Consider the partial derivative with respect to \( x \), notated as \( f_x \). For our function, applying the chain rule helps differentiate the square root:

• The derivative of \( \sqrt{u} \) with respect to \( u \) is \( \frac{1}{2\sqrt{u}} \); thus, the derivative of \( \sqrt{20 - x^2 - 7y^2} \) gives the formula \( f_x = \frac{-x}{\sqrt{20 - x^2 - 7y^2}} \).

Similarly, for \( f_y \), we differentiate with respect to \( y \), treating \( x \) as a constant:

• The result is \( f_y = \frac{-7y}{\sqrt{20 - x^2 - 7y^2}} \).

Partial derivatives help us understand how the function changes as \( x \) or \( y \) changes individually.

The chain rule is one of the fundamental tools in calculus, especially useful for differentiating compositions of functions.

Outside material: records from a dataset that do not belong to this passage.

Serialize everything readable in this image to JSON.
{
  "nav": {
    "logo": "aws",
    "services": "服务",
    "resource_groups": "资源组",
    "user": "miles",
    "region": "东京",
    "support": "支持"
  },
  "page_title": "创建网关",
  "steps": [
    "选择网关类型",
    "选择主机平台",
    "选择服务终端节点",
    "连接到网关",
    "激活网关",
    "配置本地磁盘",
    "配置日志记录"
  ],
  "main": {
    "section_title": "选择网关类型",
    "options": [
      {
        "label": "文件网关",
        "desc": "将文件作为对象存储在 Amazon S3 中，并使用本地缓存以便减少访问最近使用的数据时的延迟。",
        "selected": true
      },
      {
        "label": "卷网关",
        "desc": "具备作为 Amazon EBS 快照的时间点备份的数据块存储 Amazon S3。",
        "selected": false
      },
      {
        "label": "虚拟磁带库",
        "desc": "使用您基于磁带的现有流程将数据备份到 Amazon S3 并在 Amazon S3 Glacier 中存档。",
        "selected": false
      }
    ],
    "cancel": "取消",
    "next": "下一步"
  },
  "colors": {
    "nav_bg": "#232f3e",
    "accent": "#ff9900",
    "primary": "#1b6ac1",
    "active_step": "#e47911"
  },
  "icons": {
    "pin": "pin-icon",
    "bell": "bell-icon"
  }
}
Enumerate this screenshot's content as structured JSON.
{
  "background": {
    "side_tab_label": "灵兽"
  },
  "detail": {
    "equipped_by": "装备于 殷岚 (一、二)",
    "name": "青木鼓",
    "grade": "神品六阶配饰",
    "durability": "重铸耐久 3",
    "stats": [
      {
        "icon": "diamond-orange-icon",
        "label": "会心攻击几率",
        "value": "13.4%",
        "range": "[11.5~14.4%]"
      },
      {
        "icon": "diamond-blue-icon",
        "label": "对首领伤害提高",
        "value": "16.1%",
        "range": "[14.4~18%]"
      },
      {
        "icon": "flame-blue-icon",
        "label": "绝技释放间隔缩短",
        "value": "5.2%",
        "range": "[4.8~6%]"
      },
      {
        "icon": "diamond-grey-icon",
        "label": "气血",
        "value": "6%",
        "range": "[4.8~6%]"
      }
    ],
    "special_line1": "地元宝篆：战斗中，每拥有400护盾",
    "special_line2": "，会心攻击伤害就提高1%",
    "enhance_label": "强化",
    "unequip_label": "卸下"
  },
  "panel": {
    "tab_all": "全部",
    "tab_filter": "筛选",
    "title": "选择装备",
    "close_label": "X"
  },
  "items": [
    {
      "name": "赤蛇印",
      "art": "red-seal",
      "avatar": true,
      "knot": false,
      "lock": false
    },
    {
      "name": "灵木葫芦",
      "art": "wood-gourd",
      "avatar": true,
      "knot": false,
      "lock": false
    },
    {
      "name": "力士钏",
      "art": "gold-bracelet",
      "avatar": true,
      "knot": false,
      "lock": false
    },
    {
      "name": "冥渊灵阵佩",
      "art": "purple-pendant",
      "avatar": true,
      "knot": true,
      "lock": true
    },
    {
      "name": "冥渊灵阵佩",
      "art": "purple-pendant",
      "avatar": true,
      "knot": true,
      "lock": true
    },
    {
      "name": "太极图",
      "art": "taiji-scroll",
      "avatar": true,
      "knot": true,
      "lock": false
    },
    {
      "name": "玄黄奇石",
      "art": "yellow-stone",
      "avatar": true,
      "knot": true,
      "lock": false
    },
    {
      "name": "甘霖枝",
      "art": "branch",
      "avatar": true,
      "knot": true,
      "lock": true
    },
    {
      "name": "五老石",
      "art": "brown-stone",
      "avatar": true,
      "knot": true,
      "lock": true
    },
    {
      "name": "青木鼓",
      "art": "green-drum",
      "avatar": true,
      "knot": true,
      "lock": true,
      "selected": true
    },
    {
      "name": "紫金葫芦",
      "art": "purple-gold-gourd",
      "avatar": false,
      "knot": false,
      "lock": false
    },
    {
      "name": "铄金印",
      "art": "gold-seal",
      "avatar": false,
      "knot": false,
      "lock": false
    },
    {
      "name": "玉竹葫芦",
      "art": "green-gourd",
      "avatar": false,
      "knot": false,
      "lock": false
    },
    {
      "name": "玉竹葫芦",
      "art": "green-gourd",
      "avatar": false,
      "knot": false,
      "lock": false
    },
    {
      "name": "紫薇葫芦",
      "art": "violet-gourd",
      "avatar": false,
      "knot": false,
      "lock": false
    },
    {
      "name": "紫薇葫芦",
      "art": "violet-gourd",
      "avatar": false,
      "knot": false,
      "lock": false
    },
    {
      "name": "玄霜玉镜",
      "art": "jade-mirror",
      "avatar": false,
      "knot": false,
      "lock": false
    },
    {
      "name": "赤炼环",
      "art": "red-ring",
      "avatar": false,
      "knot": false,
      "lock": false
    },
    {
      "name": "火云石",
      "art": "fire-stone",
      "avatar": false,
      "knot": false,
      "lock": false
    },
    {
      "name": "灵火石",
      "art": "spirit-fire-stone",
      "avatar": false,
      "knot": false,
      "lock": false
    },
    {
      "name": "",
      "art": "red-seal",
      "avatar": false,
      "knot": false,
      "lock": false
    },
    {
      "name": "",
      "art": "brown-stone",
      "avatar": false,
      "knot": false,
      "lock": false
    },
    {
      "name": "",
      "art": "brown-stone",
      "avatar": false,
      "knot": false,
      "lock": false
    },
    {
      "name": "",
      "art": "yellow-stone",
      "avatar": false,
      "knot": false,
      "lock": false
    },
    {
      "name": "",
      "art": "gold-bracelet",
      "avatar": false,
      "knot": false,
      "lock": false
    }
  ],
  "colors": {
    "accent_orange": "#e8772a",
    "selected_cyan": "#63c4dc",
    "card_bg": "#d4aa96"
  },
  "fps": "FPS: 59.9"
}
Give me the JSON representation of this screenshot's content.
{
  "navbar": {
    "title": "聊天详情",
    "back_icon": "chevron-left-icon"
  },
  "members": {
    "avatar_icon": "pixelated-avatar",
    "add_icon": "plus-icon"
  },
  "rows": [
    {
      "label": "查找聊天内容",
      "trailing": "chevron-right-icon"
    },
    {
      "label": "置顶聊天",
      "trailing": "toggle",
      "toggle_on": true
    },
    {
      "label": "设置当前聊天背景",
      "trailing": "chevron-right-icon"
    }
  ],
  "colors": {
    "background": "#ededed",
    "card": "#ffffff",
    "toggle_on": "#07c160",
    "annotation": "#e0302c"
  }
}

When dealing with a function like \( f(x, y) = \sqrt{20 - x^2 - 7y^2} \), the chain rule enables us to find derivatives of expressions nested within other functions.

For example, when deriving \( f_x \), notice that the outer function is a square root. It's applied to the inner function \( 20 - x^2 - 7y^2 \). The key steps are:

• Differentiate the outer function, treating the inner part as a single unit, resulting in \( \frac{1}{2\sqrt{u}} \).
• Then differentiate the inner function, \( -x^2 - 7y^2 \), to give \( -2x \).

The chain rule combines these to form \( f_x = \frac{-x}{\sqrt{20 - x^2 - 7y^2}} \).
This approach provides a method to handle complex differentiation in multiple variable contexts.

In the realm of multivariable calculus, the tangent plane offers a way to approximate a surface near a given point. This concept is essential for understanding linear approximation in functions of two variables.

If we consider the function \( f(x, y) \) at point \( P(2, 1) \), the tangent plane can be thought of as the plane that "just touches" the surface at \( P \), without cutting into it. The formula for the tangent plane is derived using:

• The function value at the point of interest, \( f(2, 1) \).
• The partial derivatives \( f_x \) and \( f_y \), evaluated at \( P \).

The linear approximation, or the equation of the tangent plane, is: \[ L(x, y) = f(2, 1) + f_x(2, 1)(x - 2) + f_y(2, 1)(y - 1) \].
This creates a plane that best approximates the surface \( f(x, y) \) near \( (2, 1) \), providing a simpler, linear form of the function in that small region.